I didn’t know that, before I got to France, that it’s actually illegal to inject hormones, inject estrogen for the purpose of transition for transgender people, and so I found myself in a position where I actually wasn’t able to access this lifesaving medication that I had been on for about nine months at that point. I started to have this sort of tsunami of suicidal thoughts. so I had admitted myself to a hospital to seek yet against some mental health support and was put on suicide watch. It took that to kind of reorient me to a sort of cohort of support that I had in Philly that I was lacking in France.

So, I accessed some, you know,  like a therapist and got on some kind of a different mental health medication regimen that kind of helped stabilize me. And then the pandemic hits, and it just kind of seemed like the best thing to do at that point was just to go back to the US. I found myself back in Houston and back in Texas transitioning not only where I grew up and where I never thought I would transition, but all doing it right in front of my family at home. It just kind of turned out that that was what needed to happen, actually. 

I kind of quickly threw myself into finding how I could access HRT in Houston, which I had not done before. I had only done it in Pennsylvania. And kind of learned the ins and outs of the healthcare marketplace of the Affordable Care Act. Not only was I able to get back on my preferred method of doing HRT, but I also discovered that through my insurance, because of federal law, insurance has to cover gender affirming procedures. And all of a sudden I went from kind of being I know off the rails of my transition to really accessing everything I needed, everything I had really kind of dreamed of accessing. 

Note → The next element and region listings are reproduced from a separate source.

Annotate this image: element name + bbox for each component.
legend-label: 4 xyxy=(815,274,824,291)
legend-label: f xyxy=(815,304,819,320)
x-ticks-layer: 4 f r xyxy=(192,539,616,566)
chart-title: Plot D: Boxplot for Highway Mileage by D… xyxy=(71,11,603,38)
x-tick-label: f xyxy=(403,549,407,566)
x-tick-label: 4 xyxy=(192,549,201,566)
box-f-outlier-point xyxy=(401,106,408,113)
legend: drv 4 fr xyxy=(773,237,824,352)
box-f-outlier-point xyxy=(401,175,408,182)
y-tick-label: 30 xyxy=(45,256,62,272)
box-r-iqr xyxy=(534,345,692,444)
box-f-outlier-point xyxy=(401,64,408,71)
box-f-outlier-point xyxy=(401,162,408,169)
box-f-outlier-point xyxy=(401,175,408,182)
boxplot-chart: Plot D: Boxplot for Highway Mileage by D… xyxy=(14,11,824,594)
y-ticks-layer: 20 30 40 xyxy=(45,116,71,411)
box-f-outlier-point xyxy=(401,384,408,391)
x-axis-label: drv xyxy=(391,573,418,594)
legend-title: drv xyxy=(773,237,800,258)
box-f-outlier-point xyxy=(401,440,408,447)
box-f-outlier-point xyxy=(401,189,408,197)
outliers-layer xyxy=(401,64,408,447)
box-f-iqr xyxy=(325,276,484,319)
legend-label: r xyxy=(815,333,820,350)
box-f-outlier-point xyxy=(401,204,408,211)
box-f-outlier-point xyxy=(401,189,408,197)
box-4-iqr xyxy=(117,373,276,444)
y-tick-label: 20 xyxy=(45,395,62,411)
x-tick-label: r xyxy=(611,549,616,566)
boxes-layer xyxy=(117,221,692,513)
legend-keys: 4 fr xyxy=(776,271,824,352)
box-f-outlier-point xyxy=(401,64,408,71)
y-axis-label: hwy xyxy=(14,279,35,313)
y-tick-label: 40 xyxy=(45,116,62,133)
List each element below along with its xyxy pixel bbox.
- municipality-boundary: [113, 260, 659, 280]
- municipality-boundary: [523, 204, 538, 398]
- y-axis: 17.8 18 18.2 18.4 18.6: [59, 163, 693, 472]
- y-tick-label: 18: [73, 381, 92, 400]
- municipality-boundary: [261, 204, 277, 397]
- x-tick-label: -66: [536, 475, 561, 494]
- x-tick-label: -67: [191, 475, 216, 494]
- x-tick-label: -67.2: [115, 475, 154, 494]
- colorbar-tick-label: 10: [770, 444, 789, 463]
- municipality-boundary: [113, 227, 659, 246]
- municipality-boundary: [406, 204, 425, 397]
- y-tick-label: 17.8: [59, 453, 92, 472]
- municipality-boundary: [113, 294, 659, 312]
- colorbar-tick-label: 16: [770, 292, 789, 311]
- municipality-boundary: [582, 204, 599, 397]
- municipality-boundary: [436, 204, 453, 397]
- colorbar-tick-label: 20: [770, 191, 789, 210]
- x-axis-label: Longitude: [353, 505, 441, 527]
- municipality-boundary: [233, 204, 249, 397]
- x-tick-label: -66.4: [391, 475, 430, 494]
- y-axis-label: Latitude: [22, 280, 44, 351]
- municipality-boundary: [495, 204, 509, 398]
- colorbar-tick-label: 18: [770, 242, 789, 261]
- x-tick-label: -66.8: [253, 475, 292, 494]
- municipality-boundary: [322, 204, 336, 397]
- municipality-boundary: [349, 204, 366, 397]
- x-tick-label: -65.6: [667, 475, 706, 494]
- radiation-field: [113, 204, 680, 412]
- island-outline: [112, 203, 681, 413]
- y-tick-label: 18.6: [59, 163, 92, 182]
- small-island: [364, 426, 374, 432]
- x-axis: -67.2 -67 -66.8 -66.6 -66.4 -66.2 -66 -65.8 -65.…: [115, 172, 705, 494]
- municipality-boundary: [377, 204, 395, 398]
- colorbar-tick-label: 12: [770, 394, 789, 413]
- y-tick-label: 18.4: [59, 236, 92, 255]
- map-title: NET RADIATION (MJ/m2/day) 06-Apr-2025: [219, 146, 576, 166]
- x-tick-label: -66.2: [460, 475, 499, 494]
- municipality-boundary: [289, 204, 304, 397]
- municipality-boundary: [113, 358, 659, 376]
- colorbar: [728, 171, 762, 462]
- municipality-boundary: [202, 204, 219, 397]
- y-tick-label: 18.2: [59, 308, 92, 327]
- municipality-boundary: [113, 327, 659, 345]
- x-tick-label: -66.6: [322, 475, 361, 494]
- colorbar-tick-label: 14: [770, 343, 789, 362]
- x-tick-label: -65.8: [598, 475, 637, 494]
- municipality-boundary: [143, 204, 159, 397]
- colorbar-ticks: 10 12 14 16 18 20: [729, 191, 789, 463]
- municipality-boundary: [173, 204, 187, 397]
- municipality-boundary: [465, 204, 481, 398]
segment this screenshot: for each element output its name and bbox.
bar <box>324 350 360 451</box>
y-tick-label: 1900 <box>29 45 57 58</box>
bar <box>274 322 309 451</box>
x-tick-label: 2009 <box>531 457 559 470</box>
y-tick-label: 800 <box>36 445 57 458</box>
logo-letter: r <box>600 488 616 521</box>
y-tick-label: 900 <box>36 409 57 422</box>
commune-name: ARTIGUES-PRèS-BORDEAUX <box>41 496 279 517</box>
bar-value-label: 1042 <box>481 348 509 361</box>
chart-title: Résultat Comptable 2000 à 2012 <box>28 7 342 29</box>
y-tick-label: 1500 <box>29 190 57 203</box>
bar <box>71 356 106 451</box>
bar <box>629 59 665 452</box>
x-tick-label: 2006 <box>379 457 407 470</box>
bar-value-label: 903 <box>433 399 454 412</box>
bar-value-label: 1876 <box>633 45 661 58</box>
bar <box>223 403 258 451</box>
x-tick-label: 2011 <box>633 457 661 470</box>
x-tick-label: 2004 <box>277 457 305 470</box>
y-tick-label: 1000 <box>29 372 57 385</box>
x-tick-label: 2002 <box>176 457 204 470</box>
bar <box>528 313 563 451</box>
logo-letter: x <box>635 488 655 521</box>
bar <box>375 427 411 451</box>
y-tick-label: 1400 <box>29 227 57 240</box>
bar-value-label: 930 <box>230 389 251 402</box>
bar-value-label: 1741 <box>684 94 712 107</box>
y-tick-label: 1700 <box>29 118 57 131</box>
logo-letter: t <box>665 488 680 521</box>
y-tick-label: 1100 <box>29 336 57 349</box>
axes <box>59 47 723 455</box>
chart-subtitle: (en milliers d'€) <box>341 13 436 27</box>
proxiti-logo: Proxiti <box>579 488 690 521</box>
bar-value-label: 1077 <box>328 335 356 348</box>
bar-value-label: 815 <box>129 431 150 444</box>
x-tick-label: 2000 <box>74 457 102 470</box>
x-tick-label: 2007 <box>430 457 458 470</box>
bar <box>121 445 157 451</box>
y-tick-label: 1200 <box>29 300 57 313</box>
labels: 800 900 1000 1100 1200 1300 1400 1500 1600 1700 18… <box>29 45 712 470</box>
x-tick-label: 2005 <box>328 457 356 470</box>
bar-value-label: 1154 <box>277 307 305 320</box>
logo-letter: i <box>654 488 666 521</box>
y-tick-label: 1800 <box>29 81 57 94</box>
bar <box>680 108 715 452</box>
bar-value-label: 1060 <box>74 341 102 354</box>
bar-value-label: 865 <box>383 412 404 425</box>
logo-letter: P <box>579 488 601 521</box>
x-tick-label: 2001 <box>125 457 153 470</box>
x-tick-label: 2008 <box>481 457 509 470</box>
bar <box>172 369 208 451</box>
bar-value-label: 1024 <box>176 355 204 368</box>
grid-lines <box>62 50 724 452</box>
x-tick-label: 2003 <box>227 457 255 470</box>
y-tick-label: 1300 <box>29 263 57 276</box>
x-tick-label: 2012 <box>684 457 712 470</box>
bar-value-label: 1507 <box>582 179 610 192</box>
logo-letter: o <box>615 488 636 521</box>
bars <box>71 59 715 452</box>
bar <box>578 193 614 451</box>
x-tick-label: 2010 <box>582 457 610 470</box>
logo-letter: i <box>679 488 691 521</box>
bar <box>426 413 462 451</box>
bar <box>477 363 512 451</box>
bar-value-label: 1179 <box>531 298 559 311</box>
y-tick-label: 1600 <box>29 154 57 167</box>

Eventually, just through doing a few jobs searches online, found a job at an NGO in Washington DC in the democracy and governance sector of international relations that both required French language skills as part of the job description, but also was about working with not only the LGBTQI+ community, but worldwide in different countries. 

I never thought it would be possible to transition, and I lived in that mindset for most of my life, right? And something I don’t hear much of, or I guess I didn’t really hear a lot of when I was coming out as transgender is how long that road can be. You’re not going to figure everything out automatically. You’re not going to become who you really are overnight. It’s okay to feel everything that you’re going through, right? Seek help when you need it. Figure some things out on your own as you see fit, but eventually you will find your way, and someday you’ll be able to define yourself exactly how you want to.